Shěn Kuò (1031–1095, CBDB 1294), Cúnzhōng 存中, the great Northern-Sòng scientist (author of the Mèngxī bǐtán 夢溪筆談), assembled a formal medical text, the Liángfāng 良方, in 10 juǎn. In the Mèngxī bǐtán (j. 25–26) he discusses many of the recipes that appear in the present compilation, indicating that the joint-authored text incorporates his own work.

The merger of the two sources is a late-Northern-Sòng or early-Southern-Sòng editorial event; it is not by either Sū or Shěn personally. Sòngshǐ Yìwénzhì 宋史藝文志 records the SūShěn liáng fāng in 10 juǎn (under the abridged form) and the Shěn Cúnzhōng liáng fāng 沈存中良方 separately in 15 juǎn (Shěn’s stand-alone work). The catalog meta places the work under 宋 with both names, which is correct in form even though the historical work is a posthumous compilation rather than a jointly authored book. The 1075–1101 date bracket reflects the period during which both authors were actively recording recipes; the merger itself probably postdates Sū’s death.
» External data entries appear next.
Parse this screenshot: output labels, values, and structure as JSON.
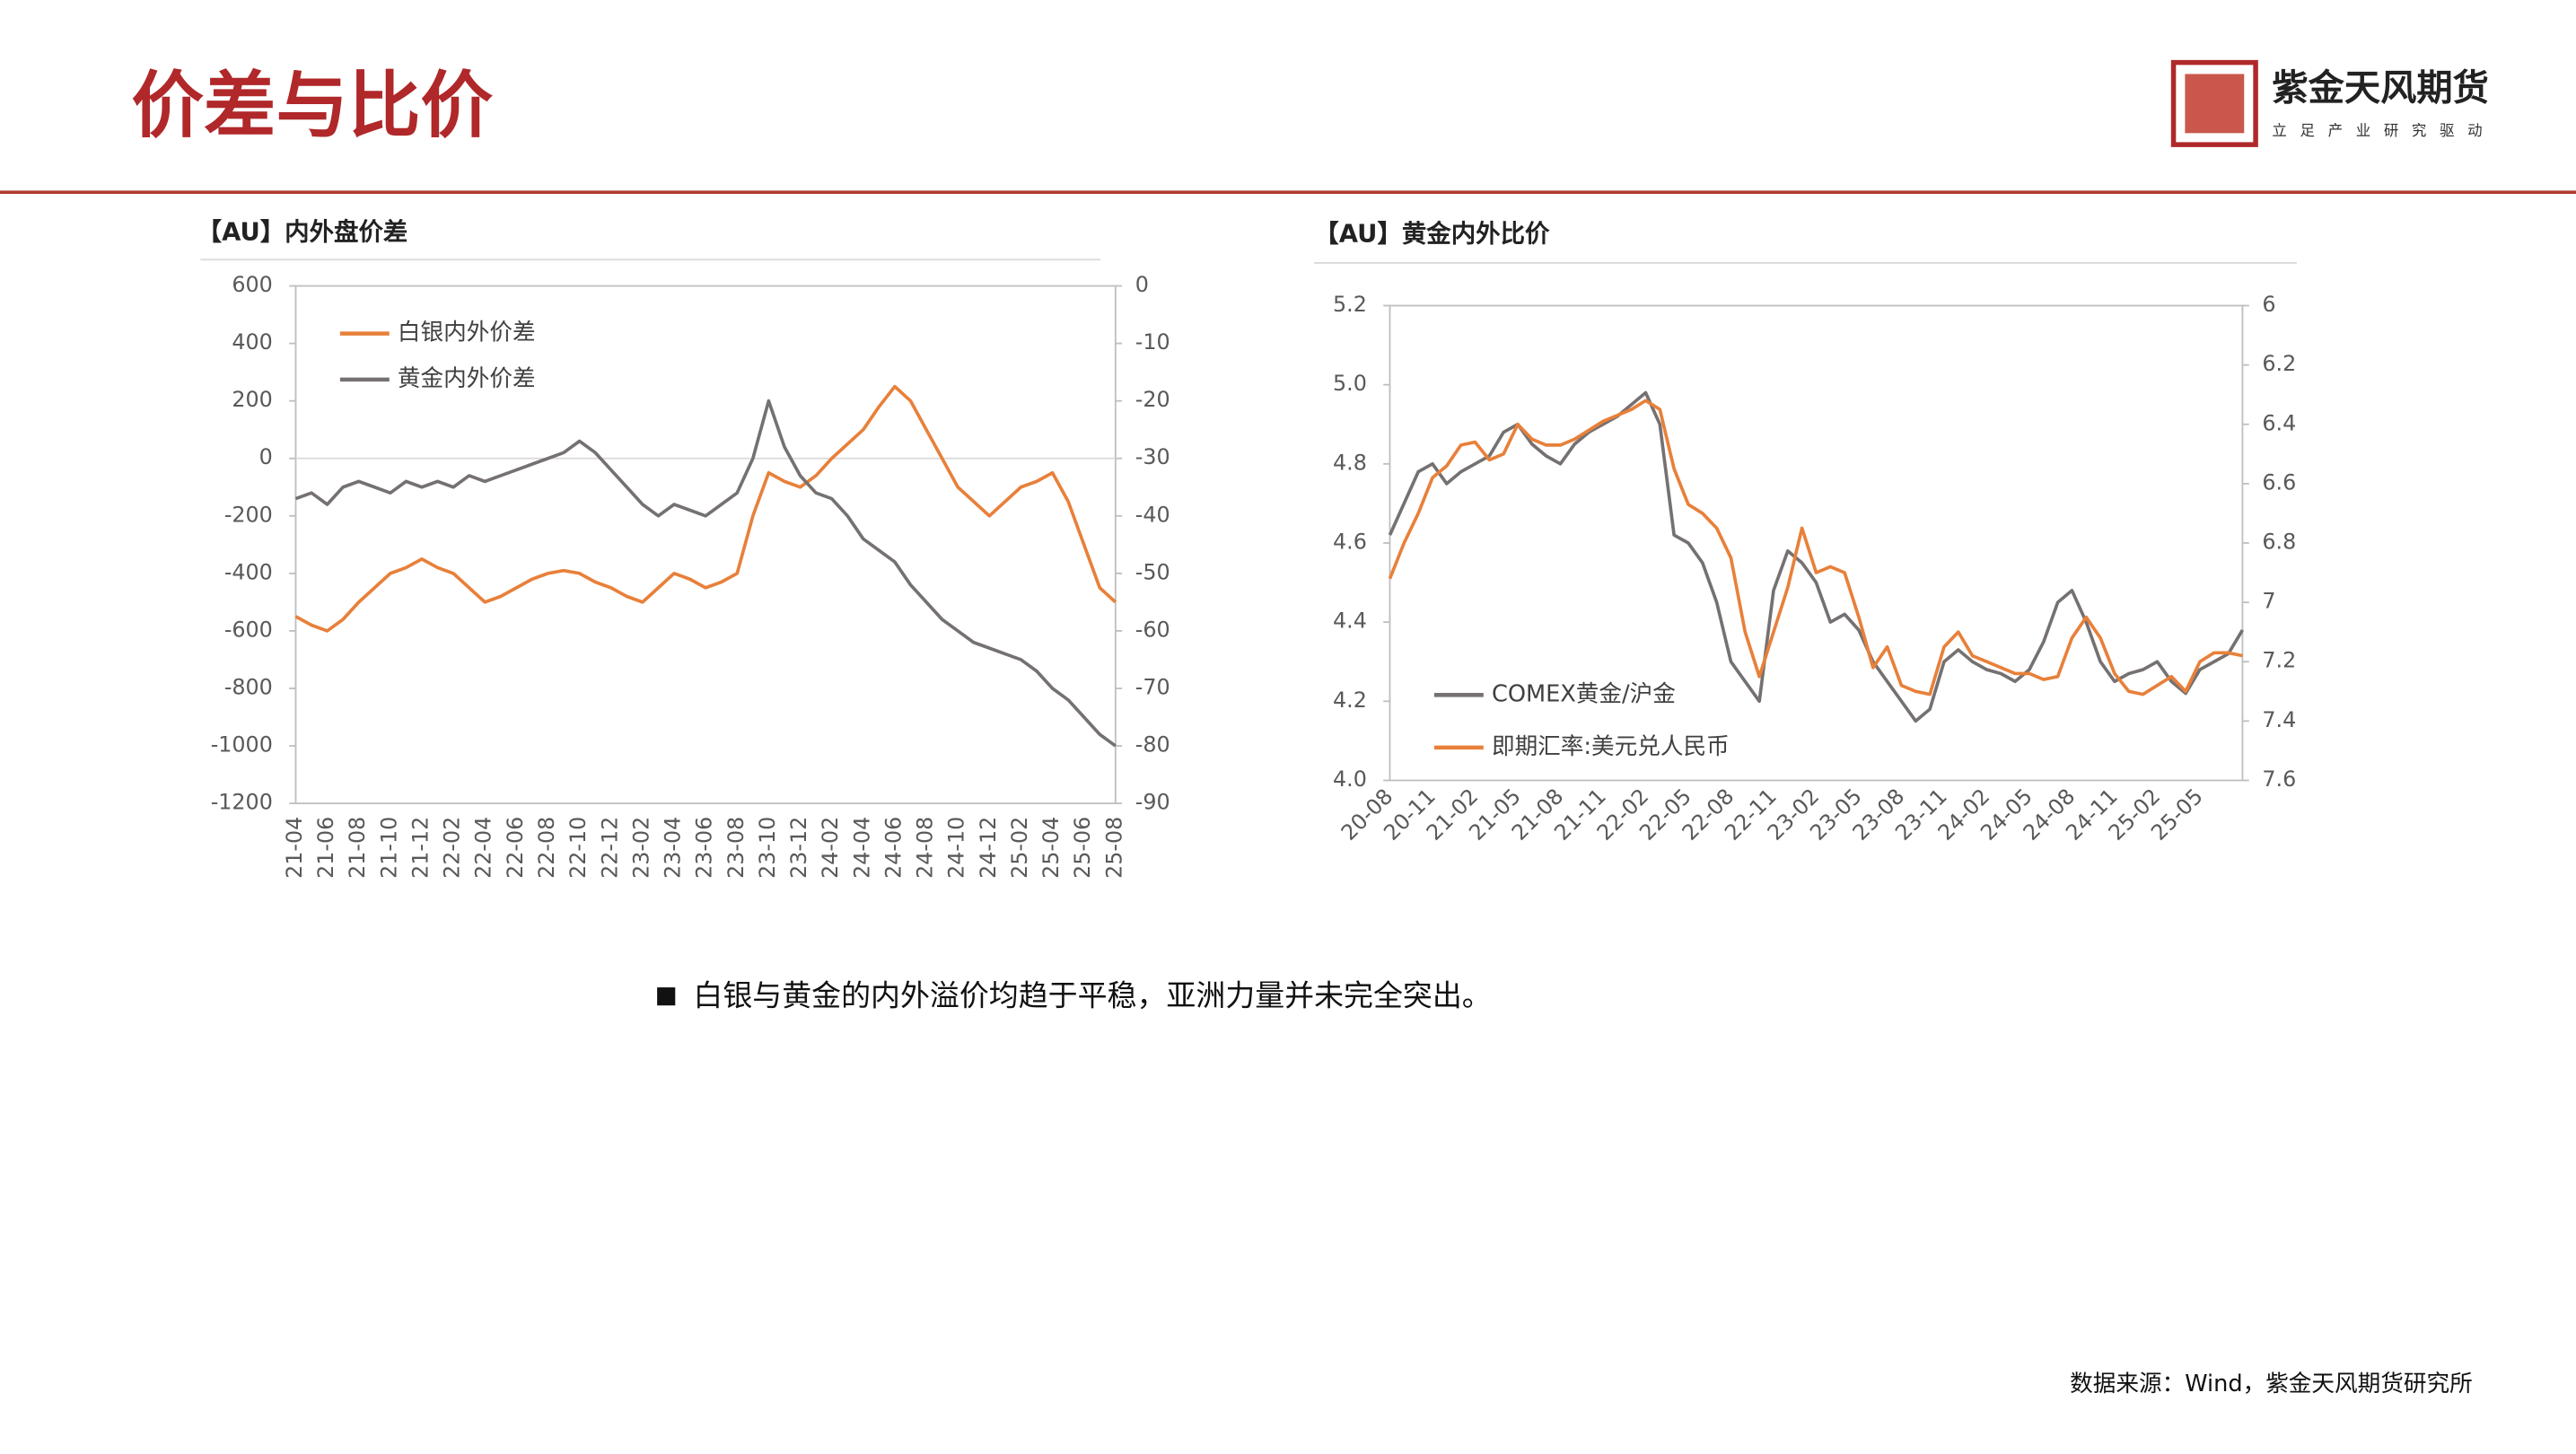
{
  "header": {
    "title": "价差与比价",
    "brand": "紫金天风期货",
    "slogan": "立足产业研究驱动"
  },
  "chart_data": [
    {
      "type": "line",
      "title": "【AU】内外盘价差",
      "legend": "upper left",
      "categories": [
        "21-04",
        null,
        "21-06",
        null,
        "21-08",
        null,
        "21-10",
        null,
        "21-12",
        null,
        "22-02",
        null,
        "22-04",
        null,
        "22-06",
        null,
        "22-08",
        null,
        "22-10",
        null,
        "22-12",
        null,
        "23-02",
        null,
        "23-04",
        null,
        "23-06",
        null,
        "23-08",
        null,
        "23-10",
        null,
        "23-12",
        null,
        "24-02",
        null,
        "24-04",
        null,
        "24-06",
        null,
        "24-08",
        null,
        "24-10",
        null,
        "24-12",
        null,
        "25-02",
        null,
        "25-04",
        null,
        "25-06",
        null,
        "25-08"
      ],
      "ylim": [
        -1200,
        600
      ],
      "yticks": [
        600,
        400,
        200,
        0,
        -200,
        -400,
        -600,
        -800,
        -1000,
        -1200
      ],
      "y2lim": [
        -90,
        0
      ],
      "y2ticks": [
        0,
        -10,
        -20,
        -30,
        -40,
        -50,
        -60,
        -70,
        -80,
        -90
      ],
      "series": [
        {
          "name": "白银内外价差",
          "color": "#e8803a",
          "axis": "y",
          "values": [
            -550,
            -580,
            -600,
            -560,
            -500,
            -450,
            -400,
            -380,
            -350,
            -380,
            -400,
            -450,
            -500,
            -480,
            -450,
            -420,
            -400,
            -390,
            -400,
            -430,
            -450,
            -480,
            -500,
            -450,
            -400,
            -420,
            -450,
            -430,
            -400,
            -200,
            -50,
            -80,
            -100,
            -60,
            0,
            50,
            100,
            180,
            250,
            200,
            100,
            0,
            -100,
            -150,
            -200,
            -150,
            -100,
            -80,
            -50,
            -150,
            -300,
            -450,
            -500
          ]
        },
        {
          "name": "黄金内外价差",
          "color": "#767171",
          "axis": "y2",
          "values": [
            -37,
            -36,
            -38,
            -35,
            -34,
            -35,
            -36,
            -34,
            -35,
            -34,
            -35,
            -33,
            -34,
            -33,
            -32,
            -31,
            -30,
            -29,
            -27,
            -29,
            -32,
            -35,
            -38,
            -40,
            -38,
            -39,
            -40,
            -38,
            -36,
            -30,
            -20,
            -28,
            -33,
            -36,
            -37,
            -40,
            -44,
            -46,
            -48,
            -52,
            -55,
            -58,
            -60,
            -62,
            -63,
            -64,
            -65,
            -67,
            -70,
            -72,
            -75,
            -78,
            -80
          ]
        }
      ]
    },
    {
      "type": "line",
      "title": "【AU】黄金内外比价",
      "legend": "lower left",
      "categories": [
        "20-08",
        null,
        null,
        "20-11",
        null,
        null,
        "21-02",
        null,
        null,
        "21-05",
        null,
        null,
        "21-08",
        null,
        null,
        "21-11",
        null,
        null,
        "22-02",
        null,
        null,
        "22-05",
        null,
        null,
        "22-08",
        null,
        null,
        "22-11",
        null,
        null,
        "23-02",
        null,
        null,
        "23-05",
        null,
        null,
        "23-08",
        null,
        null,
        "23-11",
        null,
        null,
        "24-02",
        null,
        null,
        "24-05",
        null,
        null,
        "24-08",
        null,
        null,
        "24-11",
        null,
        null,
        "25-02",
        null,
        null,
        "25-05",
        null,
        null,
        null
      ],
      "ylim": [
        4,
        5.2
      ],
      "yticks": [
        {
          "value": 4,
          "label": "4.0"
        },
        4.2,
        4.4,
        4.6,
        4.8,
        {
          "value": 5,
          "label": "5.0"
        },
        5.2
      ],
      "y2lim": [
        7.6,
        6
      ],
      "y2ticks": [
        6,
        6.2,
        6.4,
        6.6,
        6.8,
        7,
        7.2,
        7.4,
        7.6
      ],
      "series": [
        {
          "name": "COMEX黄金/沪金",
          "color": "#767171",
          "axis": "y",
          "values": [
            4.62,
            4.7,
            4.78,
            4.8,
            4.75,
            4.78,
            4.8,
            4.82,
            4.88,
            4.9,
            4.85,
            4.82,
            4.8,
            4.85,
            4.88,
            4.9,
            4.92,
            4.95,
            4.98,
            4.9,
            4.62,
            4.6,
            4.55,
            4.45,
            4.3,
            4.25,
            4.2,
            4.48,
            4.58,
            4.55,
            4.5,
            4.4,
            4.42,
            4.38,
            4.3,
            4.25,
            4.2,
            4.15,
            4.18,
            4.3,
            4.33,
            4.3,
            4.28,
            4.27,
            4.25,
            4.28,
            4.35,
            4.45,
            4.48,
            4.4,
            4.3,
            4.25,
            4.27,
            4.28,
            4.3,
            4.25,
            4.22,
            4.28,
            4.3,
            4.32,
            4.38
          ]
        },
        {
          "name": "即期汇率:美元兑人民币",
          "color": "#e8803a",
          "axis": "y2",
          "values": [
            6.92,
            6.8,
            6.7,
            6.58,
            6.54,
            6.47,
            6.46,
            6.52,
            6.5,
            6.4,
            6.45,
            6.47,
            6.47,
            6.45,
            6.42,
            6.39,
            6.37,
            6.35,
            6.32,
            6.35,
            6.55,
            6.67,
            6.7,
            6.75,
            6.85,
            7.1,
            7.25,
            7.1,
            6.95,
            6.75,
            6.9,
            6.88,
            6.9,
            7.05,
            7.22,
            7.15,
            7.28,
            7.3,
            7.31,
            7.15,
            7.1,
            7.18,
            7.2,
            7.22,
            7.24,
            7.24,
            7.26,
            7.25,
            7.12,
            7.05,
            7.12,
            7.24,
            7.3,
            7.31,
            7.28,
            7.25,
            7.3,
            7.2,
            7.17,
            7.17,
            7.18
          ]
        }
      ]
    }
  ],
  "note": "白银与黄金的内外溢价均趋于平稳，亚洲力量并未完全突出。",
  "source": "数据来源：Wind，紫金天风期货研究所"
}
The work’s significance: (i) it captures the literati-medical interest of 11th-century scholar-officials, who increasingly took medicine into their personal-improvement and charitable-philanthropy purview; (ii) it preserves recipes drawn from outside the imperial-formulary tradition — folk recipes from Sū’s exile peripheries (Hǎinán, Lǐngnán) and Shěn’s empirical experiments; (iii) it transmits Shěn’s Wǔ nán 五難 essay, a methodological touchstone for Chinese medical philosophy down to the present.

Translations and research

  • Goldschmidt, Asaf. 2009. The Evolution of Chinese Medicine: Song Dynasty, 960–1200. Routledge. — discusses the literati-medical movement and Sū’s hospital project.
  • Hartwell, Robert M. 1962. “Financial Expertise, Examinations, and the Formulation of Economic Policy in Northern Sung China.” JAS 30: 281–314 — for Shěn Kuò’s intellectual context.
  • Hé Shíxī 何時希 (coll.). 1956. Sū-Shěn liáng fāng 蘇沈良方 (punctuated edition). Beijing.
  • Sivin, Nathan. 2015. Health Care in Eleventh-Century China. Springer. — treats both authors at length.
  • Wilkinson, Chinese History: A New Manual §41.3.2.

Other points of interest

The “Wǔ nán” essay (五難 “five difficulties”) is one of the most philosophically self-aware statements of Sòng medical epistemology, predating by some decades the Jin-Yuán polemical-physicians (Lǐ Gǎo 李杲, Zhū Zhènhēng 朱震亨) whose theoretical disputes would later dominate Chinese medical historiography. Shěn’s insistence that no general system of medicine could cover the variability of individual cases — only a physician’s trained judgment, exercised case by case — is an early articulation of what later Chinese medicine would call biànzhèng lùnzhì 辨證論治.